Brain operation patients have been asked to play the violin or the guitar during surgery, but until now there is no record of anyone stuffing olives on the operating table.

A 60-year-old Italian woman did just that during a procedure to remove a tumour from her left temporal lobe.

The neurosurgeon at Ancona’s Riuniti hospital said the two and a half hour procedure “went very well”.

His patient is said to have prepared 90 olives in the space of an hour.

Awake brain surgery, as it is known, is used to treat some neurological conditions such as tumours that affect the areas of the brain responsible for vision, movement or speech. To help the surgeon try to inflict minimal damage on healthy tissue, the patient can be asked questions or engaged in an activity during the operation.
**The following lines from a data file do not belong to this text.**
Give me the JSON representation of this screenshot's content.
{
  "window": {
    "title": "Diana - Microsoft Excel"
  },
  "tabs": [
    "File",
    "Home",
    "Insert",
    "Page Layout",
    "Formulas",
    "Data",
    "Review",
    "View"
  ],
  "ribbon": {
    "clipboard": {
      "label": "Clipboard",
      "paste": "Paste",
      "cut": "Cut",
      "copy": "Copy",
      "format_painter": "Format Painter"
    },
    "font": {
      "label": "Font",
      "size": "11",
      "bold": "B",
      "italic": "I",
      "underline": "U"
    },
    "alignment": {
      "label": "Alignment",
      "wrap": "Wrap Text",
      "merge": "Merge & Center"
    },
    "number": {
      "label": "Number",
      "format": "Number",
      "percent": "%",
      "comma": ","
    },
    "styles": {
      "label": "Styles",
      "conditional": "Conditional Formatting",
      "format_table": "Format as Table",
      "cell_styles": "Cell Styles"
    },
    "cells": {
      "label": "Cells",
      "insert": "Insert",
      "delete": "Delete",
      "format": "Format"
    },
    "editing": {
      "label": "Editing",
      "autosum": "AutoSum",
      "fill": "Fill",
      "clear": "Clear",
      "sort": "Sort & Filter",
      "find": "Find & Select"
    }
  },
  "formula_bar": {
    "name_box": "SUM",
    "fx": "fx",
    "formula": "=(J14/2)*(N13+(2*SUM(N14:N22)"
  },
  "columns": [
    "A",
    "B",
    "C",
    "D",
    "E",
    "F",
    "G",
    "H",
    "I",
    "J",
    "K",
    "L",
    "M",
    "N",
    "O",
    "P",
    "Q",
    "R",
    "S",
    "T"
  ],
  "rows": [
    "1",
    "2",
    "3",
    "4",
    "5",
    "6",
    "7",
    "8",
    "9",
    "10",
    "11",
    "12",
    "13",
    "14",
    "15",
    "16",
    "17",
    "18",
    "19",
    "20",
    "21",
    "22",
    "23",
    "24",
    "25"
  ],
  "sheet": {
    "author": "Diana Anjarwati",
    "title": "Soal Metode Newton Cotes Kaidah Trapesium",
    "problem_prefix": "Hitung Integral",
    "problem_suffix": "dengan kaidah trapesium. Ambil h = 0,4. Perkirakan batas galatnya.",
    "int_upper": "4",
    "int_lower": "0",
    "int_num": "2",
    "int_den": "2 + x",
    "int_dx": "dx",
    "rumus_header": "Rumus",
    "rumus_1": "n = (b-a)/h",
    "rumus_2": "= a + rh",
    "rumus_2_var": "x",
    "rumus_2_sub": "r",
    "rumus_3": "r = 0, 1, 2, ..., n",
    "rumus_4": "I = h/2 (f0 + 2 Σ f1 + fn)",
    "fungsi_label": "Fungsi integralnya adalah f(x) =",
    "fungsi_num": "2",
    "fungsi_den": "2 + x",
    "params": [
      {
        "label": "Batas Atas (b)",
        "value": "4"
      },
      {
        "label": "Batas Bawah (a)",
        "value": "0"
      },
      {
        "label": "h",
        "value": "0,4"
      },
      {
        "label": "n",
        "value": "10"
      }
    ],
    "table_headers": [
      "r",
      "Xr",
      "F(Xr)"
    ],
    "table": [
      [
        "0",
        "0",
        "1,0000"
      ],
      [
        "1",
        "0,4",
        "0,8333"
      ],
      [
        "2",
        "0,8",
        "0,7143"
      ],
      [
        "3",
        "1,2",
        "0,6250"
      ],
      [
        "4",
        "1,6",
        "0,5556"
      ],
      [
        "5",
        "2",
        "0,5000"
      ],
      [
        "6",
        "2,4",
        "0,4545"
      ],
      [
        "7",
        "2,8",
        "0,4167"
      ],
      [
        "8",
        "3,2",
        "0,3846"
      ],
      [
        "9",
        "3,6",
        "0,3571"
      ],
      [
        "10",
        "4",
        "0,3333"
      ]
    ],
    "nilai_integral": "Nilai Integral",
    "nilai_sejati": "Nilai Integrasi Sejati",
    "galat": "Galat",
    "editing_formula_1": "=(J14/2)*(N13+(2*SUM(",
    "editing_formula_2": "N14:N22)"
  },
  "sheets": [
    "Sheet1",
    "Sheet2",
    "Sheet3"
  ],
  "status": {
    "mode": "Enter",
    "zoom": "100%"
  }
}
As the left temporal lobe controls speech, memory and movement of the right part of the body, neurosurgeon Roberto Trignani told Ansa news agency the method “allows us to monitor the patient while we work on their brain functions and to calibrate our action”.

Dr Trignani, who was part of a team of 11 medical staff, has performed some 60 operations involving awake brain surgery in recent years. Another patient in Ancona has been asked to watch cartoons.

Preparing Ascoli olives is far more complicated, though, and Italian media describe how the operating theatre resembled something of a kitchen during the procedure.

A speciality of the Marche region of central Italy, they consist of pitted green olives wrapped around balls of seasoned meat, and are coated in flour, egg and breadcrumbs before being fried.